Herry berharap pemerintah mengakomodasi potensi pangan di suatu daerah dalam menyalurkan bantuan pangan selama pandemi Covid-19. Dana dari realokasi APBD dapat digunakan untuk membeli ayam dari peternak.
Kesulitan juga dialami peternak ayam di Kabupaten Purwakarta. Wanda Fransiska (61), pemilik peternakan ayam di Purwakarta dan Sumedang, mengatakan, harga ayam di tingkat peternak sempat anjlok menjadi Rp 4.000 per kg pada awal Maret.
Padahal, harga ayam di bulan sebelumnya masih Rp 20.000 per kg. ”Para peternak seperti menangis darah. Sekarang harga (ayam) jatuh sekali,” ucapnya.

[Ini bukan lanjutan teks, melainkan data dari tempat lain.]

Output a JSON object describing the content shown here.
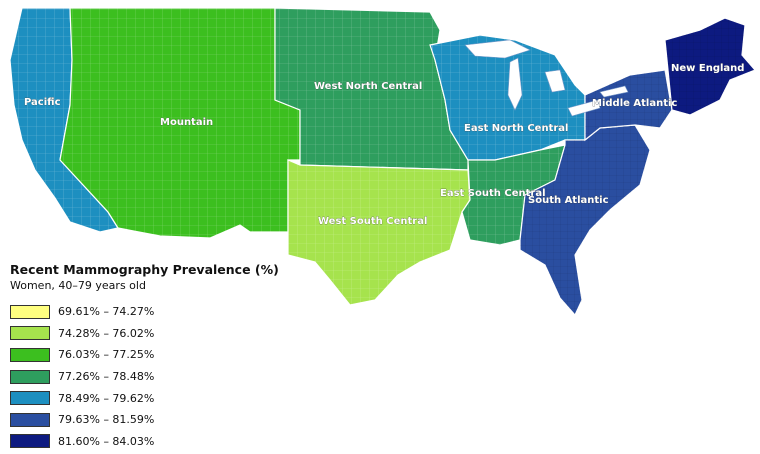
{
  "legend": {
    "title": "Recent Mammography Prevalence (%)",
    "subtitle": "Women, 40–79 years old",
    "items": [
      {
        "label": "69.61% – 74.27%",
        "color": "#ffff80"
      },
      {
        "label": "74.28% – 76.02%",
        "color": "#a6e34d"
      },
      {
        "label": "76.03% – 77.25%",
        "color": "#3cbf1f"
      },
      {
        "label": "77.26% – 78.48%",
        "color": "#2e9e5e"
      },
      {
        "label": "78.49% – 79.62%",
        "color": "#1d8fc0"
      },
      {
        "label": "79.63% – 81.59%",
        "color": "#2a4ea0"
      },
      {
        "label": "81.60% – 84.03%",
        "color": "#0d1a80"
      }
    ]
  },
  "regions": [
    {
      "id": "pacific",
      "name": "Pacific",
      "color": "#1d8fc0"
    },
    {
      "id": "mountain",
      "name": "Mountain",
      "color": "#3cbf1f"
    },
    {
      "id": "west-north-central",
      "name": "West North Central",
      "color": "#2e9e5e"
    },
    {
      "id": "west-south-central",
      "name": "West South Central",
      "color": "#a6e34d"
    },
    {
      "id": "east-north-central",
      "name": "East North Central",
      "color": "#1d8fc0"
    },
    {
      "id": "east-south-central",
      "name": "East South Central",
      "color": "#2e9e5e"
    },
    {
      "id": "south-atlantic",
      "name": "South Atlantic",
      "color": "#2a4ea0"
    },
    {
      "id": "middle-atlantic",
      "name": "Middle Atlantic",
      "color": "#2a4ea0"
    },
    {
      "id": "new-england",
      "name": "New England",
      "color": "#0d1a80"
    }
  ]
}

Ayam dari peternakan milik Wanda didistribusikan ke sejumlah pasar tradisional di Purwakarta, Karawang, dan Sumedang. Biasanya ia memasok 2.000-3.000 ekor ayam per hari, tetapi kini hanya setengahnya.

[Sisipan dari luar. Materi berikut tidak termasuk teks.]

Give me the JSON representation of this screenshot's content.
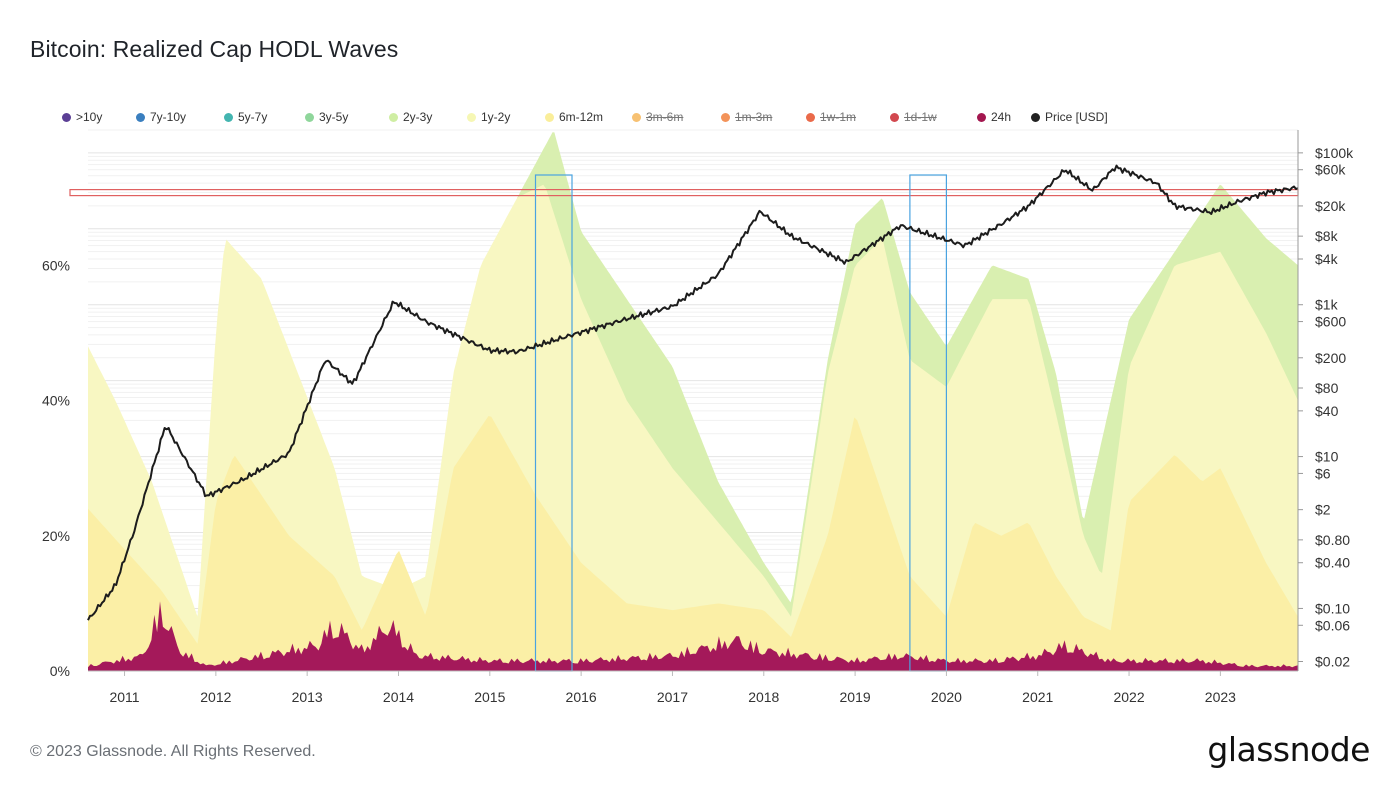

Wanda menduga, berkurangnya permintaan itu karena banyak warung makan dan restoran tutup sementara waktu. Selain itu, pembeli enggan berbelanja langsung ke pasar untuk meghindari kontak dengan banyak orang.
Menurunnya permintaan pasar membuat Wanda terpaksa menjual ayamnya dengan harga murah. Sebab, jika tidak dijual, biaya perawatan kian membengkak.
Menurut Sekretaris Dinas Perikanan dan Peternakan Kabupaten Purwakarta Ade M Amin, anjloknya harga ayam di tingkat peternak karena melimpahnya populasi ayam. Pada 2017, tercatat populasi ayam mencapai 6.670.232 ekor. Populasinya kian bertambah di tahun berikutnya menjadi 6.796.966 ekor dan pada 2019 menjadi 7.054.957 ekor.
”Terlebih dalam situasi sekarang daya beli turun. Rumah makan banyak yang mengurangi aktivitas karena sepi pembeli,” ujarnya.
Pemerintah Provinsi Jabar mengalokasikan anggaran Rp 16,2 triliun untuk menanggulangi dampak sosial dan ekonomi akibat Covid-19. Sejumlah Rp 3,2 triliun di antaranya ditujukan untuk bantuan pangan dan tunai. Bantuan diberikan Rp 500.000 per keluarga. Rinciannya, sepertiga di antaranya berupa uang tunai, sementara sisanya berbentuk sembako.